(OTTAWA) The House of Commons took an unscheduled break Monday morning after no MPs came forward to sponsor the bill it was to debate.
The House needed to tackle a bill that would recognize the essential role that artists and the arts play in all dimensions of Canadian life.
“It will be the basis for the development of policies needed for the arts, museums and performance halls, art galleries, workshops, publishing houses and more,” explained, during a final debate last year, Manitoba Senator Patricia Bovey, who introduced the bill in the Senate.
The Upper House passed the bill in October.
It was to be the platform for “reviews, updates, and much-needed policy settings for the creative sector in this country, which is our country’s third-largest employer, but whose creators represent the largest percentage of workers living in below the poverty line,” Ms. Bovey argued.

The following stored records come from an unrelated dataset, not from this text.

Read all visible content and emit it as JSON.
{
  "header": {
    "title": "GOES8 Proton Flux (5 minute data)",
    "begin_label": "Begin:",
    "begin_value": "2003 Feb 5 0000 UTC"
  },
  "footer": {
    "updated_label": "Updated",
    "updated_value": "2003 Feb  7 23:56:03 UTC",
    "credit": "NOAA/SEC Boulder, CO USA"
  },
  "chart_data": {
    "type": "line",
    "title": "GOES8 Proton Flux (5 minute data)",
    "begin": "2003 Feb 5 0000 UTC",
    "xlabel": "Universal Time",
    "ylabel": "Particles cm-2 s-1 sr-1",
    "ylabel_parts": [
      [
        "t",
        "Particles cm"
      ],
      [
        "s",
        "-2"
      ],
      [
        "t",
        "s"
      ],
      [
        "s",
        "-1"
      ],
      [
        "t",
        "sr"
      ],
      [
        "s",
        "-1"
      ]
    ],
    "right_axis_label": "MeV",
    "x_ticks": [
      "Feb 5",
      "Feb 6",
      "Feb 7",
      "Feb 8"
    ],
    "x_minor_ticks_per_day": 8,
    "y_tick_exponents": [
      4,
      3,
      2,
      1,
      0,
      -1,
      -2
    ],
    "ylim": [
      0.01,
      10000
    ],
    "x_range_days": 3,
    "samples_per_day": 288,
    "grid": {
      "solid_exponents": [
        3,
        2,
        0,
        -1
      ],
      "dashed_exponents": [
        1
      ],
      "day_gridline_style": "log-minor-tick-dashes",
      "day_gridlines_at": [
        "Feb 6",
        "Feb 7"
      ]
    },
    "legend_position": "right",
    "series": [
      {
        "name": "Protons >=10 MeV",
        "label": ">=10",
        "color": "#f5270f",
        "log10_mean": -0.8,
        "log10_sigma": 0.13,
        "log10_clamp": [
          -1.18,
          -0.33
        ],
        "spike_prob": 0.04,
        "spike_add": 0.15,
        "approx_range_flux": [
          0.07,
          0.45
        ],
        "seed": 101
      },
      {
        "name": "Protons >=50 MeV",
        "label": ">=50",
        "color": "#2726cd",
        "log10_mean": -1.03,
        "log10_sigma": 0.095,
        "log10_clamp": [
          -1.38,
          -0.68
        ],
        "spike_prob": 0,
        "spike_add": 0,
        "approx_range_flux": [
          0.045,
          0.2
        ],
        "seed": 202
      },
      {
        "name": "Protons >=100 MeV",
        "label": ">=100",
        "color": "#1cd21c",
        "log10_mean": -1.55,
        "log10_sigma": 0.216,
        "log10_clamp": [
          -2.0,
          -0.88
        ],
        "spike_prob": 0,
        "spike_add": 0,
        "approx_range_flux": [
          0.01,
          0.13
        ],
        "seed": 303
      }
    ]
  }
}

The bill was to be sponsored in the House of Commons by Liberal MP Jim Carr.
Mr Carr died last December, however, and no MPs were found to take his place in sponsoring the bill until it was put on the House agenda on Monday morning.

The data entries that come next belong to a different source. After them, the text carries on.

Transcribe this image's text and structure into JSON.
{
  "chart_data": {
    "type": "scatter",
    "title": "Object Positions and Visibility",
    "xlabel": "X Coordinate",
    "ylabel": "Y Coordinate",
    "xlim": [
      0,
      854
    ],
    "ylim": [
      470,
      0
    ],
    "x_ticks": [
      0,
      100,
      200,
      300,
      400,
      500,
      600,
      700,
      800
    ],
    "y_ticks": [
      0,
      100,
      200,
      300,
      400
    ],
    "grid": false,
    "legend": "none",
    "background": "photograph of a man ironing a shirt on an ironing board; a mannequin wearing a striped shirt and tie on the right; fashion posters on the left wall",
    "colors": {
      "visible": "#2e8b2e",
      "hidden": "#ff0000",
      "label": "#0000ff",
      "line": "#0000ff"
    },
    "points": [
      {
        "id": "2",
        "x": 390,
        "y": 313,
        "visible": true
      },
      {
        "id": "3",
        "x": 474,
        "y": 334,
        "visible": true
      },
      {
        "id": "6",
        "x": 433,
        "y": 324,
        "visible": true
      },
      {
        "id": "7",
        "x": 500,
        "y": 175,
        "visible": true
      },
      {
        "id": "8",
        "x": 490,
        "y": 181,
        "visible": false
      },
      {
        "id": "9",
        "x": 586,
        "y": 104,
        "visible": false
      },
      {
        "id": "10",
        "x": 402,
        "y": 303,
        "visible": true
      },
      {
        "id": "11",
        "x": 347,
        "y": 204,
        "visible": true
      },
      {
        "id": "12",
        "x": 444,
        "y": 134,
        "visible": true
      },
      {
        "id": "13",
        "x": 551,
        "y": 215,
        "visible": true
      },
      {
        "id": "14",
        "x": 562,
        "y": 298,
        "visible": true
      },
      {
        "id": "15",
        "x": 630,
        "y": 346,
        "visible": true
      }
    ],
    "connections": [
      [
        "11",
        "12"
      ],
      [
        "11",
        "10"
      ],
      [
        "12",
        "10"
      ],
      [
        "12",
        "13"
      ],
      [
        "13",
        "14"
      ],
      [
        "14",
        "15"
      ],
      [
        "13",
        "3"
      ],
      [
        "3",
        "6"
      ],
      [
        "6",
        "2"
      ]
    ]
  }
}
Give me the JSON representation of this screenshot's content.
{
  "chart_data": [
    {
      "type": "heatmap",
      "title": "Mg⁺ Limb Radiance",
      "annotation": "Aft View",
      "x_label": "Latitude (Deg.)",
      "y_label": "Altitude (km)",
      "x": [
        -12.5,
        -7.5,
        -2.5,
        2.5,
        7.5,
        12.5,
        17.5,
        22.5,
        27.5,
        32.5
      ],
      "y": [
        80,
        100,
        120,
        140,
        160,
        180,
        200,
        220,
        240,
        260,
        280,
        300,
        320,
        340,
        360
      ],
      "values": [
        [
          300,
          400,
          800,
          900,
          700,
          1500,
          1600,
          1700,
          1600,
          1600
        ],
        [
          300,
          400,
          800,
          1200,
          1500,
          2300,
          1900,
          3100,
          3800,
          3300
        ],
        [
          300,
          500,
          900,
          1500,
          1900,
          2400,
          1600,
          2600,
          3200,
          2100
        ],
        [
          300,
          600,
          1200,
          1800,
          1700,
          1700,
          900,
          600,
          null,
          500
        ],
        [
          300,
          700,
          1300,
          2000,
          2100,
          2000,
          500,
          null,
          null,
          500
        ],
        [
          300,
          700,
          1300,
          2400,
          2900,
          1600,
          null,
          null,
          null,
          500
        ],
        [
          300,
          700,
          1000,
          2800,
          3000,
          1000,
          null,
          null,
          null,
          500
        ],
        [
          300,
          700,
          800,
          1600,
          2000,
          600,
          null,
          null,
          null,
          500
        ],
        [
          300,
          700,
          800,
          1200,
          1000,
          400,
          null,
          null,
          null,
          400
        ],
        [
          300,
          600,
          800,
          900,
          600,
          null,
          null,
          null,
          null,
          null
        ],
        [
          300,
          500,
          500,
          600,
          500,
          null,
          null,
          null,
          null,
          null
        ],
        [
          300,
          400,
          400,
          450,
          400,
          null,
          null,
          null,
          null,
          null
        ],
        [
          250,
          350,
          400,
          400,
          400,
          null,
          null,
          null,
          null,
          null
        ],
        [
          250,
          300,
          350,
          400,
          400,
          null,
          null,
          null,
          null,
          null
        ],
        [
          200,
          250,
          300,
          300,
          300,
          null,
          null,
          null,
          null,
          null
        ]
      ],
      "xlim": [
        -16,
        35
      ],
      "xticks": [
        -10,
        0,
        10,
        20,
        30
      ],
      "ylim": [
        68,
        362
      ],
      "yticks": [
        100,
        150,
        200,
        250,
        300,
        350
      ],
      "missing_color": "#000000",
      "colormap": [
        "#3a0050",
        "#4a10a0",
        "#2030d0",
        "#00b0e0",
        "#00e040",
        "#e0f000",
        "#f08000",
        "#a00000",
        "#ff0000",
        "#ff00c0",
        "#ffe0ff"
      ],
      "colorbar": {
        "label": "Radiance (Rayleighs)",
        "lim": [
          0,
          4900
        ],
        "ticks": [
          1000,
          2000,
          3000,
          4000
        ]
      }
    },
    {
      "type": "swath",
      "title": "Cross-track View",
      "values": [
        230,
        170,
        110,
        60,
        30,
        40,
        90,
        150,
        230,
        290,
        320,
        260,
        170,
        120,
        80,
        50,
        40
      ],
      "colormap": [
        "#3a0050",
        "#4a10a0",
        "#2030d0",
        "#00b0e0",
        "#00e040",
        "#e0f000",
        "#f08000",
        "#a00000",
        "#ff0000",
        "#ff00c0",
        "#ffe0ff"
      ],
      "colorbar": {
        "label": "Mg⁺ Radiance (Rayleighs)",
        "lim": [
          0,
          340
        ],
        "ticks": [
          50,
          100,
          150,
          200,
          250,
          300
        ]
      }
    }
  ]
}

Speaker Anthony Rota was forced to adjourn for an hour until MPs were ready to take up the next item on the agenda.
A spokesman for Government House Leader Mark Holland said it is up to MPs themselves to show up to sponsor a private member’s bill. The government has no role in determining who sponsors them, Holland said.
More than 600 people participated in Ms. Bovey’s consultations before her bill was introduced in the Senate.
The senator, who will soon turn 75, is expected to leave the Senate on May 15.